Whether it was a result of the girl talk, or the fact that she was a normal, healthy female who had to name a year for the last time she had sex, for the first time since they started this trip, she dreamt of Beck.

She startled awake in the pre-dawn, the dream so vivid she could actually feel the warmth of his hands, and the press of his lips against hers. She lay in bed, her eyes wide, her heart rapidly beating, her breathing shallow and quick. Her dreams about him in Jericho were never this vivid, but then again, he had never touched her in Jericho. She remembered the touch of his hands on her face after Vic had punched her; she remembered the feel of his arms around her as he hugged her to him, and the feel of his chest against her cheek.

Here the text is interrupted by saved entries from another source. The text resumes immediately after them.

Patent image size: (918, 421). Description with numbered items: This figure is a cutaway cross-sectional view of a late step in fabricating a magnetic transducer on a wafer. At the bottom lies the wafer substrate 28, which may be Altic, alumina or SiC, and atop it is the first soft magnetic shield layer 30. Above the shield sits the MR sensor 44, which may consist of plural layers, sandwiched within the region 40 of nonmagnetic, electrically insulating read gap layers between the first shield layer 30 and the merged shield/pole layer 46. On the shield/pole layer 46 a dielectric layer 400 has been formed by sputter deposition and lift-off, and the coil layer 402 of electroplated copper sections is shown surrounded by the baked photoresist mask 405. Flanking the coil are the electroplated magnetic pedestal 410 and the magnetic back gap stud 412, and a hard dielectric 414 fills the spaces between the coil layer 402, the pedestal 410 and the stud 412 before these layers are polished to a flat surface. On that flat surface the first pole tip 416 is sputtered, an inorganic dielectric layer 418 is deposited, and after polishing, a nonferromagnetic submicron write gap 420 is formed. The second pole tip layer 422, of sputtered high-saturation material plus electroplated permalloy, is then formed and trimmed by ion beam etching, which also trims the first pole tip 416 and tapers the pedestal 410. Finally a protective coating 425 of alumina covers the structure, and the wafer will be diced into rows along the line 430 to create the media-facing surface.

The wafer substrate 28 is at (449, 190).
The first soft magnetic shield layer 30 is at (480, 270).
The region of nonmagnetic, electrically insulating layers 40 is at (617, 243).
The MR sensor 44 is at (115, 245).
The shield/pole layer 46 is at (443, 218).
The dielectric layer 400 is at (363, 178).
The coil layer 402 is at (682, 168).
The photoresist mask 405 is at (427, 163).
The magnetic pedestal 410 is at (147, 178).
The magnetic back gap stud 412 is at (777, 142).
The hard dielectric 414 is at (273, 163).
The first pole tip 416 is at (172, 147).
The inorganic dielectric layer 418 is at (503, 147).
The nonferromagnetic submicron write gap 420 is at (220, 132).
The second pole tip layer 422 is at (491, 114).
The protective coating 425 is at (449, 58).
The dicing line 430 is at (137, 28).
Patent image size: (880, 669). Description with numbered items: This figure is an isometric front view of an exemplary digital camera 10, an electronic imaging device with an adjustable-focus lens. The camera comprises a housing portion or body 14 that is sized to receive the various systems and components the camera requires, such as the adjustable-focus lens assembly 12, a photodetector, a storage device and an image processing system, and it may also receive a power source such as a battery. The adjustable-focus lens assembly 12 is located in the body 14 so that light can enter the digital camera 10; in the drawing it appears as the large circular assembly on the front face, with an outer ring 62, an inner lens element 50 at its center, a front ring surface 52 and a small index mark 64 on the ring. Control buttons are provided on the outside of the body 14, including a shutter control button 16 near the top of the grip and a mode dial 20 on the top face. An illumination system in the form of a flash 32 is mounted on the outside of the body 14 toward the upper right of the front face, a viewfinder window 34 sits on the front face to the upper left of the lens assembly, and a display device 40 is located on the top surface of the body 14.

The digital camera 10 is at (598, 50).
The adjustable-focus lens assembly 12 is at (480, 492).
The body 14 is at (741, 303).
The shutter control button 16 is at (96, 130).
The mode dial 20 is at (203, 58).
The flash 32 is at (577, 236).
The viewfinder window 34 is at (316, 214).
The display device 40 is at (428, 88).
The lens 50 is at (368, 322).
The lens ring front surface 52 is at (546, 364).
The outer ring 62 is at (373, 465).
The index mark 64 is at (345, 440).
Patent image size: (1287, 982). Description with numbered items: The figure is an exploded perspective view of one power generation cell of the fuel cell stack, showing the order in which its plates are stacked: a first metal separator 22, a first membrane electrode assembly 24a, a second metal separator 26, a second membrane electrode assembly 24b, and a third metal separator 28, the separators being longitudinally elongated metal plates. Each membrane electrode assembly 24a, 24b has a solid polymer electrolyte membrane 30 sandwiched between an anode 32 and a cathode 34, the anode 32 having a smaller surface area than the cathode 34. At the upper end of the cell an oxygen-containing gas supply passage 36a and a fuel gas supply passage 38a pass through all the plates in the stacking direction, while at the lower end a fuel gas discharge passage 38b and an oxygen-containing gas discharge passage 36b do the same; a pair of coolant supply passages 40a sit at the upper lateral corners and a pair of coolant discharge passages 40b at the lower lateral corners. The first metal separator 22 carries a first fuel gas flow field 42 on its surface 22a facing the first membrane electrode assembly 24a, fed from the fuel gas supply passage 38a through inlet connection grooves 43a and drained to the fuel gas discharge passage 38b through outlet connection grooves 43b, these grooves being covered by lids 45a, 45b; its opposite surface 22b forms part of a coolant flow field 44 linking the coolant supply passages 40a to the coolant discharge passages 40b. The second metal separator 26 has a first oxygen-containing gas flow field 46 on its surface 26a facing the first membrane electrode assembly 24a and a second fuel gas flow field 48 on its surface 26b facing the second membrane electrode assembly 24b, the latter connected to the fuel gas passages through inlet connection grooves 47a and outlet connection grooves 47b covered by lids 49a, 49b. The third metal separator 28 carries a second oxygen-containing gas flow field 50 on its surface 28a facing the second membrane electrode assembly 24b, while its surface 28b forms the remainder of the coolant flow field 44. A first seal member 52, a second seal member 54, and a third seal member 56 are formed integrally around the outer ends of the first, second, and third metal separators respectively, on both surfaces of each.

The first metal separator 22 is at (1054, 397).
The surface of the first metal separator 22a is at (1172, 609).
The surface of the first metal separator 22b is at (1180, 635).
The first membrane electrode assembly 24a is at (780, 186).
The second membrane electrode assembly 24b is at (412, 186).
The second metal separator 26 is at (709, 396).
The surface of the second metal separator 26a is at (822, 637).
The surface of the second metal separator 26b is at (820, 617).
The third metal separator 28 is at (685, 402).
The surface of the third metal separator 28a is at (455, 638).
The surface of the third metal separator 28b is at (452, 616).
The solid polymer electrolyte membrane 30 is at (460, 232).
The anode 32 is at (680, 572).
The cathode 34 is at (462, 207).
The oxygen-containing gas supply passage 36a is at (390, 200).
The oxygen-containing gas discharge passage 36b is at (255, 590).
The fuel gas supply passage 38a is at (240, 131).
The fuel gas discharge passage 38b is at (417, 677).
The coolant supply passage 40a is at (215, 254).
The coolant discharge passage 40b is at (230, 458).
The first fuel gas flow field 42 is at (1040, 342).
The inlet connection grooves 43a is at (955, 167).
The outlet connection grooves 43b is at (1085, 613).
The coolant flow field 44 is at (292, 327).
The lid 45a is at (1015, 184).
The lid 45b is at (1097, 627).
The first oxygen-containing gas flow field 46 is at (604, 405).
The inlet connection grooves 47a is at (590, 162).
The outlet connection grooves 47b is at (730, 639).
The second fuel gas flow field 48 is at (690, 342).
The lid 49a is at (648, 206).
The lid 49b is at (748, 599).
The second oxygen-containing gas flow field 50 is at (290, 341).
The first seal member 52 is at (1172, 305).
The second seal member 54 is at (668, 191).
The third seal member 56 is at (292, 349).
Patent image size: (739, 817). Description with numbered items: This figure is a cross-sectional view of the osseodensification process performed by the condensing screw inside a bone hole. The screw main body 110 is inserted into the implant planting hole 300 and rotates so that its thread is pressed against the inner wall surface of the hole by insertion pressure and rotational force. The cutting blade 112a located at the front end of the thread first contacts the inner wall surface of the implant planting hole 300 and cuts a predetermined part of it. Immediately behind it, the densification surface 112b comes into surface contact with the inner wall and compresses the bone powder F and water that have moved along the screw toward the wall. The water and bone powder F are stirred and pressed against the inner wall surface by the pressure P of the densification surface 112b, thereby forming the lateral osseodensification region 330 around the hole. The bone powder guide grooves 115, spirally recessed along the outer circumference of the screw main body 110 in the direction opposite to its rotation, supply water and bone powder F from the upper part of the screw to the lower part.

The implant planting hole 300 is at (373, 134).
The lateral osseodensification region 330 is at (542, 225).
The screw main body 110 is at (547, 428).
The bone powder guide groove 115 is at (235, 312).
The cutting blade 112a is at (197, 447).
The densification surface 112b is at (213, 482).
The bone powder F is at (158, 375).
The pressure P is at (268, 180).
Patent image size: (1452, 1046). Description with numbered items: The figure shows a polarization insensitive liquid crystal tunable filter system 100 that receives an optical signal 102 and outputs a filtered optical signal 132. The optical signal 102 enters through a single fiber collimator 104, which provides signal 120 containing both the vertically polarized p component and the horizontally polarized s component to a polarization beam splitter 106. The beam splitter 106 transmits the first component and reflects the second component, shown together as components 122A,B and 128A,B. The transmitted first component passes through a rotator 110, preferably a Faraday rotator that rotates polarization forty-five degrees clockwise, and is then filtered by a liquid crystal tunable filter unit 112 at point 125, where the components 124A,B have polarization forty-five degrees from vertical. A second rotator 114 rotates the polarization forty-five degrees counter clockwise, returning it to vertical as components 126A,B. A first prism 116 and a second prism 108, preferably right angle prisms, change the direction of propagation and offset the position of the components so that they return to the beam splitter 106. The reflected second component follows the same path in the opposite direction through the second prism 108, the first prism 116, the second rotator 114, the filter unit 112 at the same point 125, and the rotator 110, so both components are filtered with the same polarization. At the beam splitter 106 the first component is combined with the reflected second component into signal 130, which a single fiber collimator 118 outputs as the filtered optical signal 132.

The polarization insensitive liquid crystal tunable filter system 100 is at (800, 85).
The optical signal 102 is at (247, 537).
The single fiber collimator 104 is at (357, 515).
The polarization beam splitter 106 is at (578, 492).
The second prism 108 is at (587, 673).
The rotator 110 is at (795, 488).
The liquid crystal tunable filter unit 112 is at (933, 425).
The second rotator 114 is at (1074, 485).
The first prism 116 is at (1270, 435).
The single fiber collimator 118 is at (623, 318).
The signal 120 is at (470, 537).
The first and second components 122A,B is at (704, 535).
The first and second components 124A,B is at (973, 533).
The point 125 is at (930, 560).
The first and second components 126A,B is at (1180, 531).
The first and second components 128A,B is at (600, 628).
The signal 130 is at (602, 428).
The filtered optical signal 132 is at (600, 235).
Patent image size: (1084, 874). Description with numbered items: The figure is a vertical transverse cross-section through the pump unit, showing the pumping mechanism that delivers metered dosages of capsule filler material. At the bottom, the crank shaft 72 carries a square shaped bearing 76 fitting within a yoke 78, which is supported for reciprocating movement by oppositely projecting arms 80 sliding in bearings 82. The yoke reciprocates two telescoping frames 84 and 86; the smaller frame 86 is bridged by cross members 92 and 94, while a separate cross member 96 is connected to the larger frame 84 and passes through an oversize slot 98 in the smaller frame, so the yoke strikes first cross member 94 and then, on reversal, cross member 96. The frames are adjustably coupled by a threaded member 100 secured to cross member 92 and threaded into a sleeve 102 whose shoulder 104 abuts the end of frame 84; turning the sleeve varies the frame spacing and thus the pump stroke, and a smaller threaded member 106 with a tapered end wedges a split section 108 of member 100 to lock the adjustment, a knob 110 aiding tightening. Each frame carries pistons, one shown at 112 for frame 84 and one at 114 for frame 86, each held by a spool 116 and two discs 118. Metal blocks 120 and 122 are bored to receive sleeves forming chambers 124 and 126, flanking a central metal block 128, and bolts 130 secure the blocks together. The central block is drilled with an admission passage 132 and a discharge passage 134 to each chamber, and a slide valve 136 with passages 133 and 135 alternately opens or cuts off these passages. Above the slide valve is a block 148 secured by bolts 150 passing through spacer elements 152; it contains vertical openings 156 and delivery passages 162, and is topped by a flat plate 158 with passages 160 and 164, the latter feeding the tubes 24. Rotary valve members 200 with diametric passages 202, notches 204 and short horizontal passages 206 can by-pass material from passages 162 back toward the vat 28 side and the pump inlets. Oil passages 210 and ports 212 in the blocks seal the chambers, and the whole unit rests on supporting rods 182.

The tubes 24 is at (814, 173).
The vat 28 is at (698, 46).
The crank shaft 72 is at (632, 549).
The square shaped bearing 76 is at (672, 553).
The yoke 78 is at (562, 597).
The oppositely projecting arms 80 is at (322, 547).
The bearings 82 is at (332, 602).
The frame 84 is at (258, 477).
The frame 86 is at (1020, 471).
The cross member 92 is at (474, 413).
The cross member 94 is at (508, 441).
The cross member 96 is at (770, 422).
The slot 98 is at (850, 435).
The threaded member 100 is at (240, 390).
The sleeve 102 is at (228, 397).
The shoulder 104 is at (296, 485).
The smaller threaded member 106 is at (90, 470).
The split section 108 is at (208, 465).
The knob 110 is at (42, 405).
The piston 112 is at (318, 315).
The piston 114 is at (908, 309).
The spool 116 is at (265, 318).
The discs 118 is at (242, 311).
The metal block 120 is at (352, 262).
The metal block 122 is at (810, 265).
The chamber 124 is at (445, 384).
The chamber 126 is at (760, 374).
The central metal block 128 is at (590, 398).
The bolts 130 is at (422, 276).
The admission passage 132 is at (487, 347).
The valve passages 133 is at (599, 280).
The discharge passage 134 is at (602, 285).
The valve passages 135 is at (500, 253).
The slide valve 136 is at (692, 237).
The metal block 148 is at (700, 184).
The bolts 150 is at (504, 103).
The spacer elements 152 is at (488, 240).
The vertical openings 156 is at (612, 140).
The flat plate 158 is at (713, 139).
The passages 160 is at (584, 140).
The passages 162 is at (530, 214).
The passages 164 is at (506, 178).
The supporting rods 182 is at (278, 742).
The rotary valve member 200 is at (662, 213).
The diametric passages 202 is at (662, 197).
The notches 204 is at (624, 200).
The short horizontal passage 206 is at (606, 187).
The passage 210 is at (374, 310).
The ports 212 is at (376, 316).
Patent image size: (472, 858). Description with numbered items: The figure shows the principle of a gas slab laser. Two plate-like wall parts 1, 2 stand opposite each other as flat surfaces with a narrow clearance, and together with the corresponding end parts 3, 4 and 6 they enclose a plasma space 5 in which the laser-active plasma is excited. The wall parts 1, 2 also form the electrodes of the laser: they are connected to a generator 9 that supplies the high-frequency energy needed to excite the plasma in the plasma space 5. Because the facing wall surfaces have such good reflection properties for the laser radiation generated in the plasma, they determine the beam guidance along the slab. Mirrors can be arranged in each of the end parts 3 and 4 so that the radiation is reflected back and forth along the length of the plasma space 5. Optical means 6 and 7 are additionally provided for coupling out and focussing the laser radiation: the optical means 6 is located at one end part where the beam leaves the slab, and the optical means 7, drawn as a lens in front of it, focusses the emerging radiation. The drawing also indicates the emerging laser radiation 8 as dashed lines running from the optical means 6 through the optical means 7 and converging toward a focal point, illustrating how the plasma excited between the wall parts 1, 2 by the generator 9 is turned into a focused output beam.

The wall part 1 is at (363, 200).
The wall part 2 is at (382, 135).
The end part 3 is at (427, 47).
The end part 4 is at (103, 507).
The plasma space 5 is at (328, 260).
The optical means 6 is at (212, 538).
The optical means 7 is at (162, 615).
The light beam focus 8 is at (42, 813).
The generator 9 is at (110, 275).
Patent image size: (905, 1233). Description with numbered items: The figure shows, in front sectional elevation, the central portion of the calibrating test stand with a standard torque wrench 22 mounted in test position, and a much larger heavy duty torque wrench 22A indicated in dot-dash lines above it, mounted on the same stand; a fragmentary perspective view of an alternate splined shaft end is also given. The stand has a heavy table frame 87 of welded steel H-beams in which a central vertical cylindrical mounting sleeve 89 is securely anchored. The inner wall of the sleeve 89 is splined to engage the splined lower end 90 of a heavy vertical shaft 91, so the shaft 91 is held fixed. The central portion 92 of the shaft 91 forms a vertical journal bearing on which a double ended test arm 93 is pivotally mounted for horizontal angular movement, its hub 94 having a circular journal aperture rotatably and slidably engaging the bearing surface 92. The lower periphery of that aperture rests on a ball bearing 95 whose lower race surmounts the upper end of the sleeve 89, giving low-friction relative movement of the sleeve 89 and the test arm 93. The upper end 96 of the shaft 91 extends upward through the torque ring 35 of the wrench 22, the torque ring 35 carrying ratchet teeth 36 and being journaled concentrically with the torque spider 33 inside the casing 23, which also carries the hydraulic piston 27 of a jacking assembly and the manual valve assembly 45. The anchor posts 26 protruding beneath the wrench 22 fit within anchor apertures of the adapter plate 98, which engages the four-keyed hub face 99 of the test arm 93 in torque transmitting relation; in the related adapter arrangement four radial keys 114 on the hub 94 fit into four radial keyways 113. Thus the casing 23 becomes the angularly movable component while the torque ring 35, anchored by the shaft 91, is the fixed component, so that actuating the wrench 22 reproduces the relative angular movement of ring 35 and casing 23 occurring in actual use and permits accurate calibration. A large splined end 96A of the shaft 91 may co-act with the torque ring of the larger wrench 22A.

For a moment, she closed her eyes and savored the lingering effects of her dream before she resolutely opened her eyes and reminded herself that he was Beck, and, as she kept saying the night before, it was complicated.

She sighed and glanced at the clock, and realized there was no point in trying to get back to sleep. She was wide awake and she may as well get up and put the coffee on for the others.

She puttered in the kitchen, in her boxers and t-shirt, her feet shoved into a pair of borrowed fuzzy slippers. She felt...surreal. Somehow out of step - outside-of-time. Frankie and Adrienne would be stirring soon, and the day's work would begin again, but right now...it was just Heather and everything else felt suspended.

Heather sipped her coffee, savouring it, wanting to make it last, as she wandered to the livingroom window and looked out over Antelope Wells, including Beck's tent in the front yard. As she stood there, she saw Beck come out of the tent in his jeans and t-shirt, slowly straighten and stretch.

Perhaps it was the remnants of her dream, perhaps it was the lingering effects of the previous night's girl talk or the conversation with Frankie, but for the first time in months, Heather just...looked at him. She looked at him without the cloudy filter of all that had gone before and all she had learned, without the barrier of his uniform, or Jake, or any of the other things that always seemed to stand in the way.

She looked at him, and saw...just a man.

As she watched him stretching in the dusky half-light of the early morning, her coffee cooling, forgotten, in her hands, she allowed herself to see him through the eyes of the women from last night. She let herself see a good man who had done some very bad things for all the right reasons and felt herself softening towards him.

She half-smiled to herself as he finished stretching and stood, his hands on his hips, looking around as dawn began to break. She walked quickly to the door, and opened it.

"Hey," she said softly as he turned to look at her.

"Hey," he replied, nodding, his face wary, his eyes vulnerable.

"I've got coffee made," she said shyly, holding up her cup. "Would you like some?"

He stared at her for a long moment, then gave her a quirk of the lips. "Sure," he said, and followed her into the trailer.